TRAI Consultation — Indian Media Ownership
CASBAA made a detailed submission to India’s TRAI on proposed restraints on media ownership. CASBAA, backed by an authoritative report on international precedents from London consulting firm FTI Consultants, told TRAI that such rules were high-risk, and poor decisions now would warp the structure and development of India’s media industry for decades to come. Therefore, the potential risks and benefits of policy choices had to be carefully assessed – which had yet to be done in India. The consultants at FTI warned that in the absence of adequate analysis of potential policy impacts “there is a significant risk that India could embark on a regulation that is not fit for purpose and based on outdated market research. Far from correcting a market failure that has not been demonstrated, the result could be significant damage to markets.”

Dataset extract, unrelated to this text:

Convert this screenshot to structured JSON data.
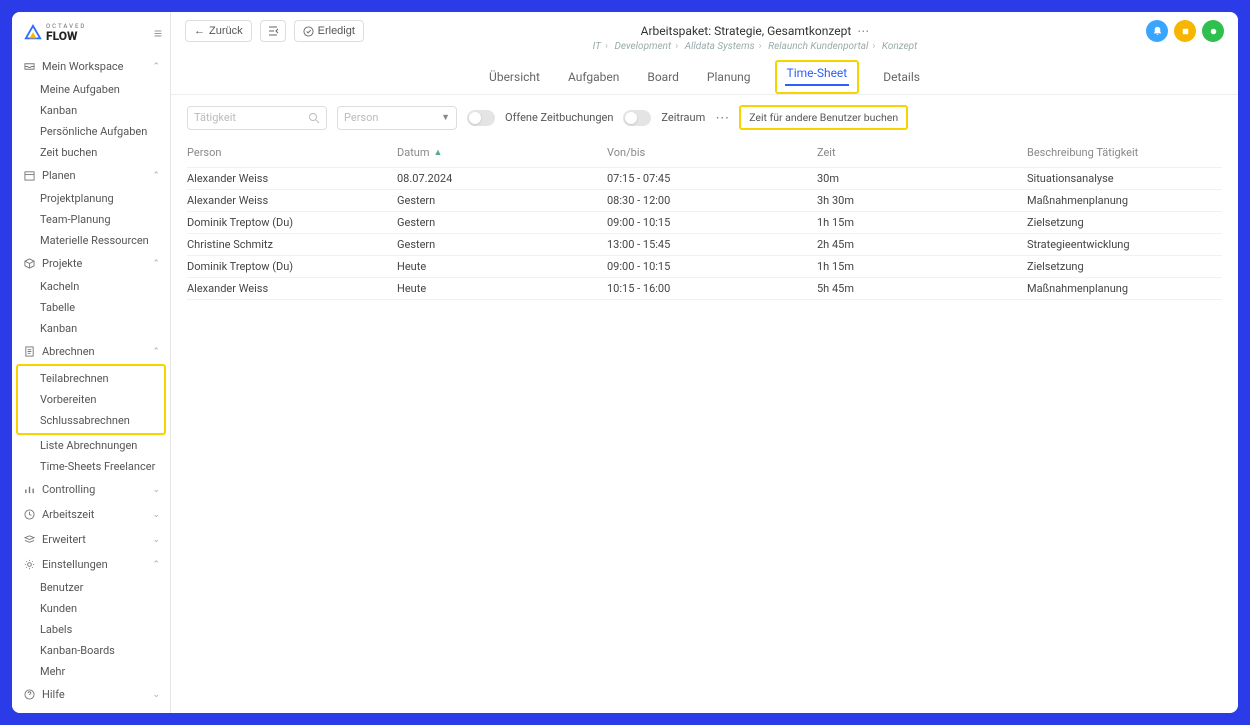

Other main points of the CASBAA submission:
The TRAI consultation paper was a solution in search of a problem – it jumped immediately into asking about details of solutions, without setting forth the nature of the issue which needed resolution. It never considered a range of possible approaches including “no change.” As such, CASBAA commented “we do not find the approach in this paper to represent an acceptable base for proceeding with a major regulatory intervention.”
The Consultation Paper was completely backward-looking; it took no account of the massive growth in online consumption of news and other media even in the four years since TRAI had last taken up this issue. Convergence is the future of the media industry, and regulations considered now must address convergence.
The TRAI proposals made no mention of the comprehensive competition policy rules administered by the Competition Council of India. “Indian law gives the CCI ample authority over this sector (and all others) and no case has been made that the media sector requires additional or different regulation,” said CASBAA.
The result of international considerations of media plurality issues, including an exhaustive consultation process by Ofcom in the UK, has tended to the conclusion that media plurality assessments must be based on a full view incorporating many measures. “Mechanistic” bars to ownership would risk stifling investment at a time when the media sector is vibrant and changing.
Discussion in the TRAI paper of a number of the international precedents was skewed. For example, the US FCC, having relied on “diversity indexes” to try to calculate plurality, moved away from these in 2006 stating it had concluded such an index “is an inaccurate tool for measuring diversity”. FTI Consultants observed that “the international media regulatory landscape as it affects ownership and plurality is far more diverse and complex than the selected examples presented by TRAI.”
India already has policies in place (e.g. “must provide”) to prevent vertical restraints that affect competition and India needs the efficiencies and economic benefits to consumers than can flow from vertical investments. TRAI has not presented a case justifying additional general restraints against vertical integration.